Using this option enables parallelization for both Intel® microprocessors and non-Intel microprocessors. The resulting executable may get additional performance gain on Intel® microprocessors than on non-Intel microprocessors. The parallelization can also be affected by certain options, such as /arch (Windows*), -m (Linux* and macOS*), or [Q]x.

An example of the command using auto-parallelization is as follows:

Commanding auto-parallelization in Linux*

icc -c -parallel prog.cpp

Commanding auto-parallelization in Windows*

icl /c /Qparallel prog.cpp

Commanding auto-parallelization in macOS*

icc -c -parallel prog.cpp

Auto-parallelization uses two specific pragmas: #pragma parallel and #pragma noparallel.
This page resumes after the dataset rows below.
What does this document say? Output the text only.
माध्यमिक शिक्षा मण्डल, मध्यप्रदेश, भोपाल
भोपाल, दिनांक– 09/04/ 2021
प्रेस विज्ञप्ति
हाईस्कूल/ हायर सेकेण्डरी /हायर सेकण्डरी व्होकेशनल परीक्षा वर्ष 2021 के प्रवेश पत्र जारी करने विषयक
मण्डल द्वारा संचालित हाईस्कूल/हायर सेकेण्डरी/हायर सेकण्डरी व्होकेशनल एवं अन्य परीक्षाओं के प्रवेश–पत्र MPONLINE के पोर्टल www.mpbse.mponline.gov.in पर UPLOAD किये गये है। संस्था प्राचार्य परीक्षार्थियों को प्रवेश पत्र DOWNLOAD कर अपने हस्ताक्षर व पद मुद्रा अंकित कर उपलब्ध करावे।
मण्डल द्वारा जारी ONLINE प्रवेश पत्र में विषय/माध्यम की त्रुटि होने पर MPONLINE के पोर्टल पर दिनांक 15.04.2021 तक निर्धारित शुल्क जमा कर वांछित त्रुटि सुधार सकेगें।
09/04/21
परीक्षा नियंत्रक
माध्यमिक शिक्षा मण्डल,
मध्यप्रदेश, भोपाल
The format of an auto-parallelization compiler pragma is below:


<prefix> <pragma>

where <prefix> indicates #pragma, the <prefix> is followed by the pragma name, as in:


#pragma parallel

The #pragma parallel pragma instructs the compiler to ignore dependencies that it assumes may exist and that would prevent correct parallelization in the immediately following loop. However, if dependencies are proven, they are not ignored. In addition, parallel [always] overrides the compiler heuristics that estimate the likelihood that parallelization of a loop increases performance. It allows a loop to be parallelized even if the compiler thinks parallelization may not improve performance. If the ASSERT keyword is added, as in #pragma parallel [always [assert]], the compiler generates an error-level assertion message saying that the compiler analysis and cost model indicate that the loop cannot be parallelized.

The #pragma noparallel pragma disables auto-parallelization.